Director of Student Activities/Chinese Language Teacher
Tanya Kalischer is Director of Student Activities and Chinese Language and Culture Teacher. She also assumes responsibility for directing the School’s Cultural Passport Program, which encourages all MHS students to sample the cultural riches found not only throughout the Berkshires, but also those hosted on the MHS campus. Tanya, who joined MHS in 1995, also serves as International Student Alliance Advisor and holds a B.A. from Wesleyan University.
University of Wyoming - M.F.A. Boston College - B.A.
Josephine Nicholson joined MHS as a Spanish Teacher in 2014 after an extensive career as a banker, consultant, and trainer. A native speaker of Spanish, Josephine grew up in Colombia and enjoyed fourteen years in banking before moving to the United States in 2000. In 2003, she co-founded ICD Corporation, an international consulting company focused on banking and bank technology in emerging markets, and has since served as its President. Additionally, from 2009 to 2013, Josephine taught Spanish at Hancock Elementary School, in Hancock, Massachusetts. She holds a B.S.B.A. from Universidad Autónoma de Bucaramanga, in Colombia.
Marian Rutledge teaches in the Horizons program, English as a Second Language, and is the Greenhouse Manager. She originally joined MHS in 2012 in the role of Weekday Officer on Duty.Other responsibilities have included class advisor and yoga instructor. In addition to her MHS responsibilities, Marian is a garden and landscape designer and a writer. She holds a B.A. in English Literature from Wheaton College.

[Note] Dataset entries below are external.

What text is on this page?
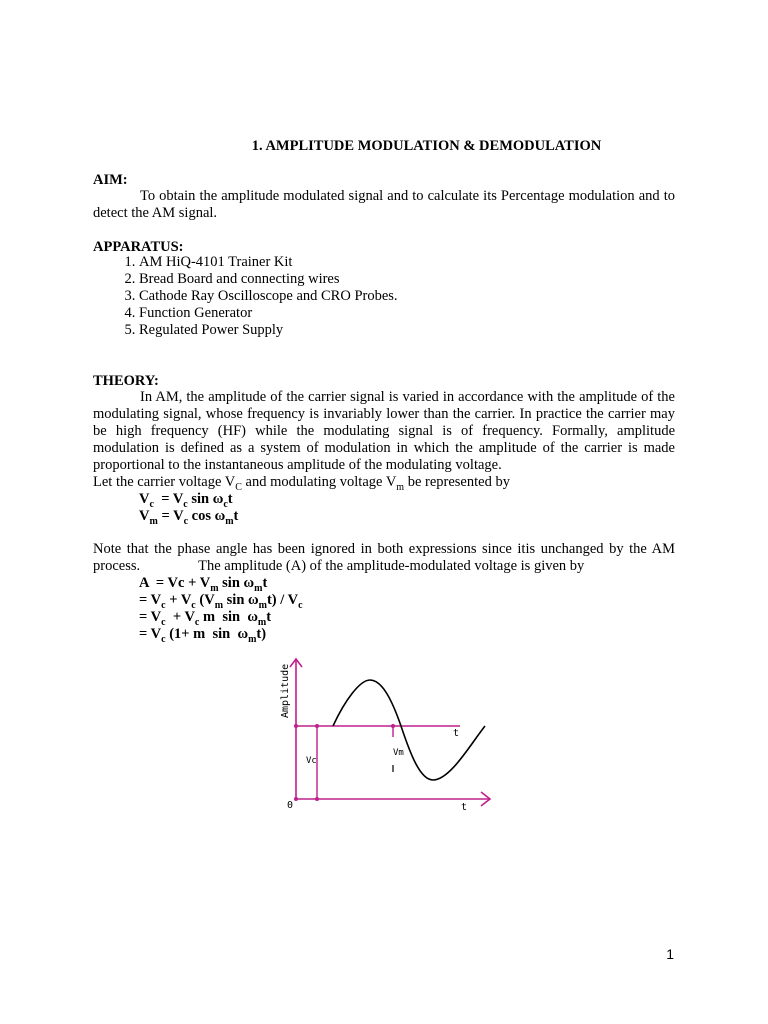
1. AMPLITUDE MODULATION & DEMODULATION
AIM:
To obtain the amplitude modulated signal and to calculate its Percentage modulation and to detect the AM signal.
APPARATUS:
1. AM HiQ-4101 Trainer Kit
2. Bread Board and connecting wires
3. Cathode Ray Oscilloscope and CRO Probes.
4. Function Generator
5. Regulated Power Supply
THEORY:
In AM, the amplitude of the carrier signal is varied in accordance with the amplitude of the modulating signal, whose frequency is invariably lower than the carrier. In practice the carrier may be high frequency (HF) while the modulating signal is of frequency. Formally, amplitude modulation is defined as a system of modulation in which the amplitude of the carrier is made proportional to the instantaneous amplitude of the modulating voltage.
Let the carrier voltage $V_C$ and modulating voltage $V_m$ be represented by
$V_c = V_c$ $\sin \omega_ct$
$V_m = V_c$ $\cos \omega_mt$
Note that the phase angle has been ignored in both expressions since itis unchanged by the AM process.	The amplitude (A) of the amplitude-modulated voltage is given by
$A = Vc + V_m$ $\sin \omega_mt$
= $V_c + V_c$ ($V_m$ $\sin \omega_mt) / V_c$
= $V_c + V_c$ m  $\sin \omega_mt$
= $V_c$ (1+ m  $\sin \omega_mt$)
Amplitude
0
t
t
Vc
Vm
1
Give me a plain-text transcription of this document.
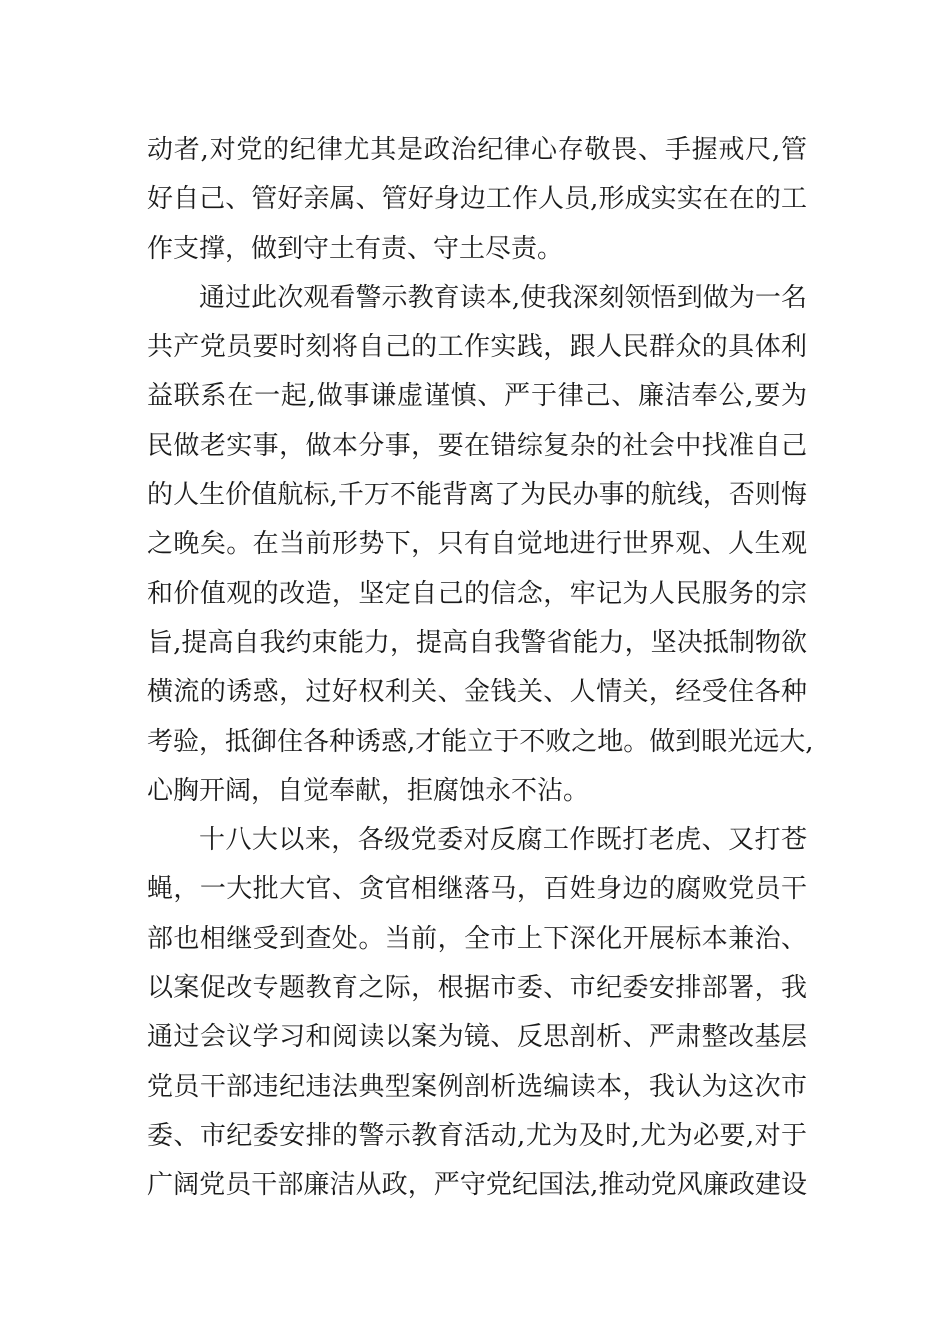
动者,对党的纪律尤其是政治纪律心存敬畏、手握戒尺,管
好自己、管好亲属、管好身边工作人员,形成实实在在的工
作支撑，做到守土有责、守土尽责。
通过此次观看警示教育读本,使我深刻领悟到做为一名
共产党员要时刻将自己的工作实践，跟人民群众的具体利
益联系在一起,做事谦虚谨慎、严于律己、廉洁奉公,要为
民做老实事，做本分事，要在错综复杂的社会中找准自己
的人生价值航标,千万不能背离了为民办事的航线，否则悔
之晚矣。在当前形势下，只有自觉地进行世界观、人生观
和价值观的改造，坚定自己的信念，牢记为人民服务的宗
旨,提高自我约束能力，提高自我警省能力，坚决抵制物欲
横流的诱惑，过好权利关、金钱关、人情关，经受住各种
考验，抵御住各种诱惑,才能立于不败之地。做到眼光远大,
心胸开阔，自觉奉献，拒腐蚀永不沾。
十八大以来，各级党委对反腐工作既打老虎、又打苍
蝇，一大批大官、贪官相继落马，百姓身边的腐败党员干
部也相继受到查处。当前，全市上下深化开展标本兼治、
以案促改专题教育之际，根据市委、市纪委安排部署，我
通过会议学习和阅读以案为镜、反思剖析、严肃整改基层
党员干部违纪违法典型案例剖析选编读本，我认为这次市
委、市纪委安排的警示教育活动,尤为及时,尤为必要,对于
广阔党员干部廉洁从政，严守党纪国法,推动党风廉政建设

Ana Cristina Velez joined MHS in Fall 2016 as a Spanish teacher, having taught for twelve years in the Dominican Republic and eleven years in the United States. Most recently, Ana Cristina was a Spanish Teacher and Exchange Program Coordinator at Berkshire Country Day School in nearby Stockbridge. Ana also previously taught Spanish at St. Joseph Central High School in Pittsfield and with the Southern Berkshire Regional School District in Sheffield, Massachusetts. She holds a Bachelor of Education from the Pontificia Universidad Catolica, in the Dominican Republic.